Служебное продвижение во Франции лиц иностранного происхождения - явление крайне редкое. Что же касается продвижения в полицейском ведомстве, то на него можно смотреть как на нечто невиданное и неслыханное. Тем не менее с Григосей это произошло.
После Победы Григося получил новое ответственное задание французского министерства внутренних дел: объехать все лагеря, в которых находились советские военнопленные, якобы для выяснения желающих вернуться на родину. Едва ли можно сомневаться в том, что не только этим был занят столь высокий чин полиции…
Заканчивая главу о политической деятельности эмиграции, я упомяну о вышедших за рубежом в 20-х и 30-х годах мемуарах ряда эмигрантов, занимавших до революции или в годы гражданской войны высокое положение.
Историческая ценность подавляющего большинства их воспоминаний в значительной степени аннулируется присущим почти всем им, за редким исключением, отсутствием объективности в оценке описываемых событий.
Я говорю о мемуарах политических деятелей - участников белого движения, царедворцев и т. д. К мемуарам неполитического характера эта оговорка не относится: таковы, например, вышедшие отдельной книгой в середине 30-х годов воспоминания композитора Гречанинова и некоторые другие.
Конечно, трудно ожидать объективности в писаниях людей, вознесенных некогда судьбой на вершины государственного и военного аппаратов, низвергнутых с этих вершин и очутившихся за рубежом у разбитого корыта.
Мне уже приходилось упоминать об обширных мемуарах Деникина, Врангеля и Штейфона. С ними схожи воспоминания генерала Слащева, Сахарова и других.
По существу это не историческое повествование, а полемика: желание свалить вину за военную катастрофу белых армий на кого-то другого и обелить себя в глазах потомков.
Это особенно относится к воспоминаниям генерала Слащева-Крымского (титул Крымский был пожалован ему Врангелем), носящим громкое название "Я обвиняю" и охватывающим период гражданской войны. Почти сплошь они заняты полемикой с Врангелем, который якобы не слушал советов его, Слащева, и якобы только поэтому и проиграл "крымскую кампанию" 1920 года.
Подобные мемуары, конечно, не имеют никакой цены с точки зрения исторической.
Часто во многих изданных за рубежом мемуарах то или иное описываемое событие является только поводом для выявления эмоций автора. Это почти всегда раздражение, гнев и злоба, переходящие в бешенство, коль скоро автор подходит в своем рассказе к событиям, непосредственно предшествовавшим революции, и к самой революции. Наоборот, слезы умиления при упоминании об "обожаемом монархе", "венценосном помазаннике божием", "царе-мученике", о членах императорской фамилии, о деятелях эпохи царского самодержавия и, наконец, о себе самом и годах своей юности.
Один из наиболее высокопоставленных жандармов царского времени, Заварзин, можно сказать, с "трогательной" любовью и теплотой описывает в книге "Жандармы и революционеры" своих сотоварищей, начальников и подчиненных.

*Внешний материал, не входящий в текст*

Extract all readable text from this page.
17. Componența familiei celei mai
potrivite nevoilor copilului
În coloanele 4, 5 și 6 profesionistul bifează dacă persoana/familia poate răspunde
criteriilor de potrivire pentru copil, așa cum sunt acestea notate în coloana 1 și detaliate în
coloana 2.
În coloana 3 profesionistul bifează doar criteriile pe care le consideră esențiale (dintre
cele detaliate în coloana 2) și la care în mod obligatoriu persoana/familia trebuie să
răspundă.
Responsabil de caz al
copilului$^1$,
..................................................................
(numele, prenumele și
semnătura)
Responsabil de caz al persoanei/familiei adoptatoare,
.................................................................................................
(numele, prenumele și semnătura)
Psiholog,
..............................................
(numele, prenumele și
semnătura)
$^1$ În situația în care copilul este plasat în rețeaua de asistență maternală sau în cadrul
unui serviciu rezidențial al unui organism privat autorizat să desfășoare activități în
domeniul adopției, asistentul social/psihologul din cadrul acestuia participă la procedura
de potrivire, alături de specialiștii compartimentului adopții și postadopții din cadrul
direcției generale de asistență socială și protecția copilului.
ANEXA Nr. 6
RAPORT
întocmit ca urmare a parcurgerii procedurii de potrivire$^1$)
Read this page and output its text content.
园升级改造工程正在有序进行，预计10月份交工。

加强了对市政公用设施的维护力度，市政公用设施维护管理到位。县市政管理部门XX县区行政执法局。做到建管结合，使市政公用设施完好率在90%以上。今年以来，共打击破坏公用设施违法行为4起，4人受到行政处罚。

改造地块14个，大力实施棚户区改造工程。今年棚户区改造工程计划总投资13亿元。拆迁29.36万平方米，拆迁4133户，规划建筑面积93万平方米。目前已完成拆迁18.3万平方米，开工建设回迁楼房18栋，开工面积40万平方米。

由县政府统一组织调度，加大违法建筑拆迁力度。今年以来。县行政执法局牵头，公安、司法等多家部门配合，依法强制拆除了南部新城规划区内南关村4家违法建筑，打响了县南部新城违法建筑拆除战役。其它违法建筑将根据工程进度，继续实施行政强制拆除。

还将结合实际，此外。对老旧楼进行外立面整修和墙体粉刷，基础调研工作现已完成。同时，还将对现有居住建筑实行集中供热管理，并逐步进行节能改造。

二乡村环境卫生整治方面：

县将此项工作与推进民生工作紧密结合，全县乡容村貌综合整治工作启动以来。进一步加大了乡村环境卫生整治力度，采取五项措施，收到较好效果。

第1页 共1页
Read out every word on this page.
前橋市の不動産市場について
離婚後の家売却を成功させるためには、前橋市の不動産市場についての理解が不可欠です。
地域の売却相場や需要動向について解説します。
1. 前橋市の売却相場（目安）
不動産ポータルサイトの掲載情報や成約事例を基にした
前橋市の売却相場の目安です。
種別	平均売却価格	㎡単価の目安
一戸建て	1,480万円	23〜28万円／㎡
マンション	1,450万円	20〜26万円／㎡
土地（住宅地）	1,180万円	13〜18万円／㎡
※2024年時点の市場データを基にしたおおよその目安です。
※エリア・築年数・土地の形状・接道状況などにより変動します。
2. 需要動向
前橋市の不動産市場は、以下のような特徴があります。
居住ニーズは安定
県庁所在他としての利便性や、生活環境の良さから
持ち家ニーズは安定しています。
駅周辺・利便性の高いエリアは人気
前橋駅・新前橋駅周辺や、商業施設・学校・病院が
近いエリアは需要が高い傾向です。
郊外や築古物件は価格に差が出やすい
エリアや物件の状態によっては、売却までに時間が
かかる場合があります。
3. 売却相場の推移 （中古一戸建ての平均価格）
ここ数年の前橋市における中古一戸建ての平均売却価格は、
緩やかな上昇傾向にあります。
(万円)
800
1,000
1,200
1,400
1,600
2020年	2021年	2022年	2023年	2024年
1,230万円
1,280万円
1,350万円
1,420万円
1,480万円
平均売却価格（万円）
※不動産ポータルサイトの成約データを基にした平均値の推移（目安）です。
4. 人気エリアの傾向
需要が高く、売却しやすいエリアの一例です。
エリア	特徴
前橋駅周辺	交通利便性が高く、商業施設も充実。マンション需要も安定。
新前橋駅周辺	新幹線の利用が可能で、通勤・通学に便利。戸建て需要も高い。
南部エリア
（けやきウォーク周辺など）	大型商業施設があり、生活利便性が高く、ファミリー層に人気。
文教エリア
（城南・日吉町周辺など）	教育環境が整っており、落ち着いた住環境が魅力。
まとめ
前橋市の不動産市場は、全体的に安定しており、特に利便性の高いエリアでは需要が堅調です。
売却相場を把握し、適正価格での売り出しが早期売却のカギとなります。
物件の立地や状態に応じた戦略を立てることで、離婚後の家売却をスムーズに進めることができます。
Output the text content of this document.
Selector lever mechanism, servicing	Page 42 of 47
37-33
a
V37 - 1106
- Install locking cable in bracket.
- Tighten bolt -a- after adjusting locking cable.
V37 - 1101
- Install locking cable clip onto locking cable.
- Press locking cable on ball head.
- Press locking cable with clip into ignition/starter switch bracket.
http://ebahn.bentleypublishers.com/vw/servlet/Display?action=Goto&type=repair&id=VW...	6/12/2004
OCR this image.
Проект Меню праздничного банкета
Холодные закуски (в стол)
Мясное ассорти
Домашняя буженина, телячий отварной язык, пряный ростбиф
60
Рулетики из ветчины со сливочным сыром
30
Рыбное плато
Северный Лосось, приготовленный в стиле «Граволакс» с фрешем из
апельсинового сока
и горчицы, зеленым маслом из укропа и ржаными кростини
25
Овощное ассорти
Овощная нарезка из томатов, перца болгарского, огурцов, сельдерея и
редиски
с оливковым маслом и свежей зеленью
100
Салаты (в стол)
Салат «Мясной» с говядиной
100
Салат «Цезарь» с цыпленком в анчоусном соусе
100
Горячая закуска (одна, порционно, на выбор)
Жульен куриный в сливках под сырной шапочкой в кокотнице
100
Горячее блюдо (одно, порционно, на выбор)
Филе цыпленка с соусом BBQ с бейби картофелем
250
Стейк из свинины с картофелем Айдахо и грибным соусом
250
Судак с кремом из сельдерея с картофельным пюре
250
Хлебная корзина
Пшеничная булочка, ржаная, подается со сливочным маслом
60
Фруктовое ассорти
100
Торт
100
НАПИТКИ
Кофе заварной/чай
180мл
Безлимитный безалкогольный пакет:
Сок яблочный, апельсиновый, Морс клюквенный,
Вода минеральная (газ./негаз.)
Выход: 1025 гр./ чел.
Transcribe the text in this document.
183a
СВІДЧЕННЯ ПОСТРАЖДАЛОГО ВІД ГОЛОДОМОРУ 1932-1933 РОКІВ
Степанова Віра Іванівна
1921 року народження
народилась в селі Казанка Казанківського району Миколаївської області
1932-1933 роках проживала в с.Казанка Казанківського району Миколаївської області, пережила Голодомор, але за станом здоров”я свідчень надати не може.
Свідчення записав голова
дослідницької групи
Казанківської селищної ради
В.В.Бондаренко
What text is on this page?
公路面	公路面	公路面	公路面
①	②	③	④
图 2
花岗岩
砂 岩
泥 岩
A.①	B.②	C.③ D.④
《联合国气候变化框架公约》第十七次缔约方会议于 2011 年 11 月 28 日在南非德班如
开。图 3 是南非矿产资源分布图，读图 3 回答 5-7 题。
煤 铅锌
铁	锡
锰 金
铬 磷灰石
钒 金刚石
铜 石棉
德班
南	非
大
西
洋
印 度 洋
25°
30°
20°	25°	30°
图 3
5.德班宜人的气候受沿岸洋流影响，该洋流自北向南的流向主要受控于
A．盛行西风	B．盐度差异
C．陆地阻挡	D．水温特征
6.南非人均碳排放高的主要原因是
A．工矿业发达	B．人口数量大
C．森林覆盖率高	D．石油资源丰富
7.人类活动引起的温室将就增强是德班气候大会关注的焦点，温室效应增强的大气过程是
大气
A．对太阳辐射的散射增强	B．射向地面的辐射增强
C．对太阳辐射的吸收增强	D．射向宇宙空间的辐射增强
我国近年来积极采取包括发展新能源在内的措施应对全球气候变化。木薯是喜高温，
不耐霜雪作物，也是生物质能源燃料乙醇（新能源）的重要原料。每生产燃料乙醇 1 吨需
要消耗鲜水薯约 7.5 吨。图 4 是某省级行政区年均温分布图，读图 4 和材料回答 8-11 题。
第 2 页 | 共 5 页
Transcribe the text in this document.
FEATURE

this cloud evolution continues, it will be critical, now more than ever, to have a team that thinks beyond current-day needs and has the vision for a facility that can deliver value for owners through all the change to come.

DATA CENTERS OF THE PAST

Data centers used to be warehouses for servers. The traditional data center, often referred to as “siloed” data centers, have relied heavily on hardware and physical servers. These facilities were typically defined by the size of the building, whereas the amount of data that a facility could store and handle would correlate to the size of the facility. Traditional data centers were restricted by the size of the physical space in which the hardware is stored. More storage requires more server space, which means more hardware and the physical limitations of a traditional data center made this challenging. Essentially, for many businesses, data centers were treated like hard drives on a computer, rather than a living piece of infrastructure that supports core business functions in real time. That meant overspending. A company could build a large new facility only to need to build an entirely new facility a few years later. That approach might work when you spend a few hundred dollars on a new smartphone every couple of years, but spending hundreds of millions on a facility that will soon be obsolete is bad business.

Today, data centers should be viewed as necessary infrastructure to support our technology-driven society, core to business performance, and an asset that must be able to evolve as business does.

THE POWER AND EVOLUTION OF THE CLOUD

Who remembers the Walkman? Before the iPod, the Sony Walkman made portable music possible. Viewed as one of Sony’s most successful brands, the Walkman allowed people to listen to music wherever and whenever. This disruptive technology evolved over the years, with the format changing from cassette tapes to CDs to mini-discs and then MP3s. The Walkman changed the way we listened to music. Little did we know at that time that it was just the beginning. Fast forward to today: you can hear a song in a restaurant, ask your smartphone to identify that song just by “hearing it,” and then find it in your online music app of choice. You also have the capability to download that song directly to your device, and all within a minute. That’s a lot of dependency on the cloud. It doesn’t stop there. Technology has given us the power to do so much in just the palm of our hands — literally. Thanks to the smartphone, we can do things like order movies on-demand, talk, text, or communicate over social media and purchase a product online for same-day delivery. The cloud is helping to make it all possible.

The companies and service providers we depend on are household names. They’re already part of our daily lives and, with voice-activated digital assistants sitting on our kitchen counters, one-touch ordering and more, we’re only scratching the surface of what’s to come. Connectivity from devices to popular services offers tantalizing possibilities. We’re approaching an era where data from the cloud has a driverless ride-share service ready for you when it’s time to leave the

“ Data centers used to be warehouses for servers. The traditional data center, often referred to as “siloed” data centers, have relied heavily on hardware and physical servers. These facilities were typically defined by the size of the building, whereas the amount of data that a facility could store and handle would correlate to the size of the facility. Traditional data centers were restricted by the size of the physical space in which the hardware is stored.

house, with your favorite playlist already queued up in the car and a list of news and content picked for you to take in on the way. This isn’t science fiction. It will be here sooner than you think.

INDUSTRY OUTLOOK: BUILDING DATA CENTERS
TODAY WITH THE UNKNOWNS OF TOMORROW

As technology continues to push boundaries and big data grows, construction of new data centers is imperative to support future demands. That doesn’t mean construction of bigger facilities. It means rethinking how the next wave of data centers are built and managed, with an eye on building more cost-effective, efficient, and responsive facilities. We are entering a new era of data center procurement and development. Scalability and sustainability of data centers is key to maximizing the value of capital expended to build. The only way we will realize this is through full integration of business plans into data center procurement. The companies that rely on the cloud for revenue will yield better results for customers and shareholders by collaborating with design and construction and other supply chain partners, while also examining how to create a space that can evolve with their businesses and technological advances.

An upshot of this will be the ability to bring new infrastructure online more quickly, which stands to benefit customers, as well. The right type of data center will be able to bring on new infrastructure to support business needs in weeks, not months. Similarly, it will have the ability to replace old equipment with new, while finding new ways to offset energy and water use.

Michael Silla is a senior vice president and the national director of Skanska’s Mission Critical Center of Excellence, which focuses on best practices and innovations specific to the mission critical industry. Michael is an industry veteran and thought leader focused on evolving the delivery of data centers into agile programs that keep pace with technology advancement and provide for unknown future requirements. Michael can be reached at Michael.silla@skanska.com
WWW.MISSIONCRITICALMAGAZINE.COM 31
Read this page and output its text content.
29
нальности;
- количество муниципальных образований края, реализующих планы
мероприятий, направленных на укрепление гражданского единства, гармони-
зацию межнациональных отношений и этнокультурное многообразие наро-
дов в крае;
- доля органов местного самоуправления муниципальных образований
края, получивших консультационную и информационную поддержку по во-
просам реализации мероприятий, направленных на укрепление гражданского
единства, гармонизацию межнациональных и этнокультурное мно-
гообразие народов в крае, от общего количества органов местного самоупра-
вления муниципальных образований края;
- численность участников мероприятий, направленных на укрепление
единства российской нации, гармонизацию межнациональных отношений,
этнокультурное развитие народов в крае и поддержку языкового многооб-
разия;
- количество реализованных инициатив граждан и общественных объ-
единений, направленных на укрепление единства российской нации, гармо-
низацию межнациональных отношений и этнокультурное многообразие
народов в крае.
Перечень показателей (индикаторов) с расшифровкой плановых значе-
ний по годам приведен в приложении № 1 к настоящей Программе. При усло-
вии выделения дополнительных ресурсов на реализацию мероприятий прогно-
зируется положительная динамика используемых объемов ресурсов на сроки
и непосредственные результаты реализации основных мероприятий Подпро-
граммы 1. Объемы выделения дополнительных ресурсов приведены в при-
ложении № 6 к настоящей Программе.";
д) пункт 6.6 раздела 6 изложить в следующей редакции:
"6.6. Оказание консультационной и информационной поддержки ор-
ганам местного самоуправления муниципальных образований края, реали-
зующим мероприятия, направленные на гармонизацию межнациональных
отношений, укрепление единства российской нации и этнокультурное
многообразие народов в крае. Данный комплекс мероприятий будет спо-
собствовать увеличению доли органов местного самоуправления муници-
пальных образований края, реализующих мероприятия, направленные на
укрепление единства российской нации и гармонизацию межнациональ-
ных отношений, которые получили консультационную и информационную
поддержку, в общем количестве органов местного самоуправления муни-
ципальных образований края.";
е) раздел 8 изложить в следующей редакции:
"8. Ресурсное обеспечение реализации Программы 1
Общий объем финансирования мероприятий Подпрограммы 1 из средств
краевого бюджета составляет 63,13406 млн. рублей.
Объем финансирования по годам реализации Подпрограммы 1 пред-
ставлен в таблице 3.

Под его пером они выглядят как невинные овечки, пожираемые хищными зверями - революционерами. Он плачется, что "благородный труд" на поприще охраны дорогого его сердцу самодержавного строя остался недооцененным русским народом, и дает читателю понять, что если бы народ достойно оценил этот труд, то не случилось бы всего того, что случилось, и никакой революции не было бы.
Один из высших чинов царского министерства внутренних дел, Курлов, в свою очередь повествует о себе и своих подчиненных чуть ли не как об ангелах кротости и старается свалить на других вину за бездействие власти, имевшее место в Киеве в 1912 году, в момент убийства Столыпина Багровым.
Некий капитан 2-го ранга Апрелев в своих мемуарах, носящих название "Нельзя забыть", пускает слезу умиления, описывая свои юношеские годы, когда он был воспитанником Морского корпуса. В его представлении шагающие строем по петербургским улицам роты Морского корпуса были "всероссийской красотой". Оную красоту якобы созерцал весь русский народ, и когда "темные силы" разрушили эту красоту, а русский народ не сумел защитить ее, то дела России, по его мнению, пошли совсем плохо.
Там, где политических мотивов нет, эмигрантские мемуары в некоторых своих разделах приобретают исторический интерес, порою довольно значительный. Касается это больше всего первой мировой войны. Так, командир эскадренного миноносца "Новик" (фамилия его выпала у меня из памяти) дал очень подробное описание эпизодов этой войны на Балтийском море, плаваний и боев, участником которых он был. Попутно в этих мемуарах, носящих название "На "Новике"", содержится много сведений о боевой деятельности Балтийского флота.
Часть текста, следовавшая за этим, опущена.